Sherlock lesse il resoconto dell’incidente mentre un altro taxi lo stava portando a casa di Harriet Watson. La donna era la sorella del dottor John Watson, ex medico militare, deceduto nell’incidente a seguito delle gravissime ferite riportate: “Stesso nome. Stessa età,” constatò Sherlock. Nel file erano elencati anche i nomi dei feriti. Oltre a John Rowling c’erano un’altra trentina di persone, che si trovavano tutte sulla carrozza che era deragliata. Era stata una fortuna che l’incidente avesse interessato seriamente un unico vagone, mentre negli altri c’erano stati solo contusi.

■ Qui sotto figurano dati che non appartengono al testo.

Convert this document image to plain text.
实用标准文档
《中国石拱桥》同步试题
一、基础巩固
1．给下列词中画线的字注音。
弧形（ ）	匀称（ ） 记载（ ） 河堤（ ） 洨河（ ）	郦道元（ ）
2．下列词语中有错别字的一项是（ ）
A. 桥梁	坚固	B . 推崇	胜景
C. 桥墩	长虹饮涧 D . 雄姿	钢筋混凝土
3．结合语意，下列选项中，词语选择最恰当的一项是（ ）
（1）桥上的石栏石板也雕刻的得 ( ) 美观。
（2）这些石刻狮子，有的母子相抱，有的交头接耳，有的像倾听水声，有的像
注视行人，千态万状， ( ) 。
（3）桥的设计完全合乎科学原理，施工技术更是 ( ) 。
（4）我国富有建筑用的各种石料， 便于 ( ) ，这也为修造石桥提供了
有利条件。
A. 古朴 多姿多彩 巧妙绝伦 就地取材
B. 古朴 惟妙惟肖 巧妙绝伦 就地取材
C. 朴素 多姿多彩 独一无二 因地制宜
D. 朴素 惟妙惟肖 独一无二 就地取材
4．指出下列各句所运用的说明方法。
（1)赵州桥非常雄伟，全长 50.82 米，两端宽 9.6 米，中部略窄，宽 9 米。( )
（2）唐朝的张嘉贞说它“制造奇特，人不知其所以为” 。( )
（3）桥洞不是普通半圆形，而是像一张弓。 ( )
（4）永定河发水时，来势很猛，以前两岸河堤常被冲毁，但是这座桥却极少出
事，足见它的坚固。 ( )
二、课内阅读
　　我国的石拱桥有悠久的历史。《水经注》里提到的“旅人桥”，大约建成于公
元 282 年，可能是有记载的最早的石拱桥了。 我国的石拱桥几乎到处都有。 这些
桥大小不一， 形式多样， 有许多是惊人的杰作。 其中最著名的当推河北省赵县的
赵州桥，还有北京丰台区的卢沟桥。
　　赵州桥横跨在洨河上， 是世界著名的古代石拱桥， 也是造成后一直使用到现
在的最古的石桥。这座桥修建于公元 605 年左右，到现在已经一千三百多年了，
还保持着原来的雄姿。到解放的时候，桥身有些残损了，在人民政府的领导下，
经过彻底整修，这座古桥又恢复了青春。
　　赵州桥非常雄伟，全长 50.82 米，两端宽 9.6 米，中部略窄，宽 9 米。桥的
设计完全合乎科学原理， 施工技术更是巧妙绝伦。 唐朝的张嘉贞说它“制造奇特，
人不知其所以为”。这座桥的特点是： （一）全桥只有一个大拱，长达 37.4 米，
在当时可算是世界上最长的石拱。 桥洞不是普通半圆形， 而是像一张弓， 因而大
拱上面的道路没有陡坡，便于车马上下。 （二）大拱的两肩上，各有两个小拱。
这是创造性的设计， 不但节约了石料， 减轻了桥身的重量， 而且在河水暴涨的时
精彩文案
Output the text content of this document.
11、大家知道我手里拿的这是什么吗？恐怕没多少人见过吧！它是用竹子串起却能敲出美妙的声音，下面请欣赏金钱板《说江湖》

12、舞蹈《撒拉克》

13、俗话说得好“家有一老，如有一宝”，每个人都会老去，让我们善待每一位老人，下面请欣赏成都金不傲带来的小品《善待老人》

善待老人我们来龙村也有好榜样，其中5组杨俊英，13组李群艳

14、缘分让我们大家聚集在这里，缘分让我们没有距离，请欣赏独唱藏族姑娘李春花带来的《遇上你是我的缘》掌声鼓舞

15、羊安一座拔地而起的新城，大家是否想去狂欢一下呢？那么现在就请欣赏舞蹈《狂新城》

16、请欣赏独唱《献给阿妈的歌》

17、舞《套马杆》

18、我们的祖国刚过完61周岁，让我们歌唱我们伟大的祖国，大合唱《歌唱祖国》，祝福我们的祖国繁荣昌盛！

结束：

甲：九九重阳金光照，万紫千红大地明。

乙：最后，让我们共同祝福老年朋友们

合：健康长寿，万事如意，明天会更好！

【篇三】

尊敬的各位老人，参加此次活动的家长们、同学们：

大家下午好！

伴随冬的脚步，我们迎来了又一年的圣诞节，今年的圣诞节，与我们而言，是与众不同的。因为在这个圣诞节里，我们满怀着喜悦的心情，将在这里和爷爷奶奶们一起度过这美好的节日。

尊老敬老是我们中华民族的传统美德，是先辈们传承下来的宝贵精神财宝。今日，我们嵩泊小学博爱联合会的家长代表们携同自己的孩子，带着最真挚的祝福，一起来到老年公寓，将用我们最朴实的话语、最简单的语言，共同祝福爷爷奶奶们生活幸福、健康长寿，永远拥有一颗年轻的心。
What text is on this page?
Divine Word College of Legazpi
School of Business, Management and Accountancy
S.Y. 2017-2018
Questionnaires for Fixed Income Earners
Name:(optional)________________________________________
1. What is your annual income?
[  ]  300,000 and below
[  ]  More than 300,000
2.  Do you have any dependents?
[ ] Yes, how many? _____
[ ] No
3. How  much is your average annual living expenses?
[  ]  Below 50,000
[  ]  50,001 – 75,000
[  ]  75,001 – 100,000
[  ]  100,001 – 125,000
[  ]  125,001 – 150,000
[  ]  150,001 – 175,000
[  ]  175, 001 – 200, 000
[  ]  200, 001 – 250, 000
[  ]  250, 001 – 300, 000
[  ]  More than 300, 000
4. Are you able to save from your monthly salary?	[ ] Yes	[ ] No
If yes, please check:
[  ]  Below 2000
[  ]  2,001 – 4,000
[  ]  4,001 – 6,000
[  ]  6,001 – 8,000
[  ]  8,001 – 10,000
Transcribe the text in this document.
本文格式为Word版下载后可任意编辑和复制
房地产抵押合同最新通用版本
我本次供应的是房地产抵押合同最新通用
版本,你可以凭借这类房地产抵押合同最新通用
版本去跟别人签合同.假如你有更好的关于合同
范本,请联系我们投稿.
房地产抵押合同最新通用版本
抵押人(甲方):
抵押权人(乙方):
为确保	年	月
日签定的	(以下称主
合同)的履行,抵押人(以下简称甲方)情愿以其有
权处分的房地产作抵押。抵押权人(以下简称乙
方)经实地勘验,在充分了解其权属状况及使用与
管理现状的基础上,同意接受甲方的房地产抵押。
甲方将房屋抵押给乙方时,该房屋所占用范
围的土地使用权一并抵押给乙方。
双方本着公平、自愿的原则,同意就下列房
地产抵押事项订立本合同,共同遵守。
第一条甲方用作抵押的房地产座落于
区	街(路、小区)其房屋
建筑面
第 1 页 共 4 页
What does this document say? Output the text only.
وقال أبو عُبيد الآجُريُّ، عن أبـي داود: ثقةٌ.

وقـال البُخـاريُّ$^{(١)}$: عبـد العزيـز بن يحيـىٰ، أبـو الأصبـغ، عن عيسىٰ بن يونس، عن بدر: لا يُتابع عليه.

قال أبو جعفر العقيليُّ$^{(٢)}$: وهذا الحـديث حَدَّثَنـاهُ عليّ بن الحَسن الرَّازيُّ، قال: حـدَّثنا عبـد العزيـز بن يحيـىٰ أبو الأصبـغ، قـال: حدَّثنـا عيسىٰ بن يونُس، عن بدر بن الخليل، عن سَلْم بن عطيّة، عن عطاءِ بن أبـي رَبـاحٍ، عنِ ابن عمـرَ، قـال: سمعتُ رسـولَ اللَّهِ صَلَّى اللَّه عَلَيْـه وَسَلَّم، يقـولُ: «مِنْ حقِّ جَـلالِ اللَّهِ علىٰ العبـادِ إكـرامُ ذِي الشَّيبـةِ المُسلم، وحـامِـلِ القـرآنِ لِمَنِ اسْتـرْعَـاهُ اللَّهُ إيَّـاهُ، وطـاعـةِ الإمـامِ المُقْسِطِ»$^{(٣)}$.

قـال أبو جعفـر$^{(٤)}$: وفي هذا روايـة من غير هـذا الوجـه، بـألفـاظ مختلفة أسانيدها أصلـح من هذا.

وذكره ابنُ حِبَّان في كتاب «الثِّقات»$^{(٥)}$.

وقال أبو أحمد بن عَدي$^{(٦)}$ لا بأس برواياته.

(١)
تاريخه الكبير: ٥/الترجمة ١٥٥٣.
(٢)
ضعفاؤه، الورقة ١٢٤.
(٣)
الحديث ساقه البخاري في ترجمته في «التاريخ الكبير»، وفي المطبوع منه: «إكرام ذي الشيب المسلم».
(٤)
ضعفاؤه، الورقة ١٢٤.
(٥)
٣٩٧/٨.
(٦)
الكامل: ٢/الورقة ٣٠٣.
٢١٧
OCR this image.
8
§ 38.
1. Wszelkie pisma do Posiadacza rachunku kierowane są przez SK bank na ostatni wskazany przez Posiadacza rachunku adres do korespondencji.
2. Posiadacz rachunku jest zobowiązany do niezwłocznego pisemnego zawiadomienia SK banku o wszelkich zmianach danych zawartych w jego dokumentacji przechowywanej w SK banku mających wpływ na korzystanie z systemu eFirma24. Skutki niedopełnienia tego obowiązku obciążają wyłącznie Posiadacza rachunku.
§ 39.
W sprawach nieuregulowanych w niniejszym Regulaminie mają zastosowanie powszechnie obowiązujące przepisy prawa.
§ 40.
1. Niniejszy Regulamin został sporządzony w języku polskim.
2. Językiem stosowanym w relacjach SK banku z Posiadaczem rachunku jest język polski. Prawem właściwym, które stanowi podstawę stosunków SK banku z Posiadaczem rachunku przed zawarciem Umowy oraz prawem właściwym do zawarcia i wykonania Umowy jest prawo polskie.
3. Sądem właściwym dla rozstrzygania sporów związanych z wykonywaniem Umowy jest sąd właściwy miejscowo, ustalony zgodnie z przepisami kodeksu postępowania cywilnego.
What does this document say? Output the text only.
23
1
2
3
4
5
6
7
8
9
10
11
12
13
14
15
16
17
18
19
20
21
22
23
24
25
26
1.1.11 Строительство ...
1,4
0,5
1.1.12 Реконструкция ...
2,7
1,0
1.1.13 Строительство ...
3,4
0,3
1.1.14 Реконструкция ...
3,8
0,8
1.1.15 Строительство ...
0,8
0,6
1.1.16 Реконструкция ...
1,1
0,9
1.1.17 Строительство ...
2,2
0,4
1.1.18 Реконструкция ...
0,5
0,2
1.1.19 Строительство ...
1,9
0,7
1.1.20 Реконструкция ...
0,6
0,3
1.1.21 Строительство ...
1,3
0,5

Harriet Watson abitava in una zona periferica di Londra. Era un quartiere degradato, i cui palazzi avevano visto anni migliori e avevano tutti bisogno di una urgente ristrutturazione. Sherlock salì le scale che separavano il marciapiede dalla porta di ingresso di una palazzina di quattro piani. In origine, la facciata esterna doveva essere stata di colore verde chiaro, ma ora era solo una parete scrostata. Il portone era aperto e dava su un ingresso buio e dall’odore nauseabondo. L’ascensore era subito davanti a lui, ma era fuori servizio. Sherlock guardò le cassette della posta. Su molte non c’erano nomi. Forse gli appartamenti erano vuoti oppure gli abitanti non volevano fare sapere che loro vivessero lì. Per fortuna, su una delle cassette c’era un adesivo logoro con scritto “H. WATSON”, al 3C.
Sherlock si infilò per le scale, evitando accuratamente di toccare le pareti e il corrimano. Nelle scale c’erano tanti odori, che riportarono la mente del giovane Holmes ai giorni in cui si drogava, nascondendosi in posti come quello. Il 3C era una porta anonima. Sherlock bussò. Per qualche minuto non sentì movimenti. Bussò ancora. Passi strascicati si avvicinarono alla porta. Lo spioncino venne spostato e Sherlock capì che qualcuno lo stava squadrando. La porta si aprì quel tanto che le permetteva la catenella.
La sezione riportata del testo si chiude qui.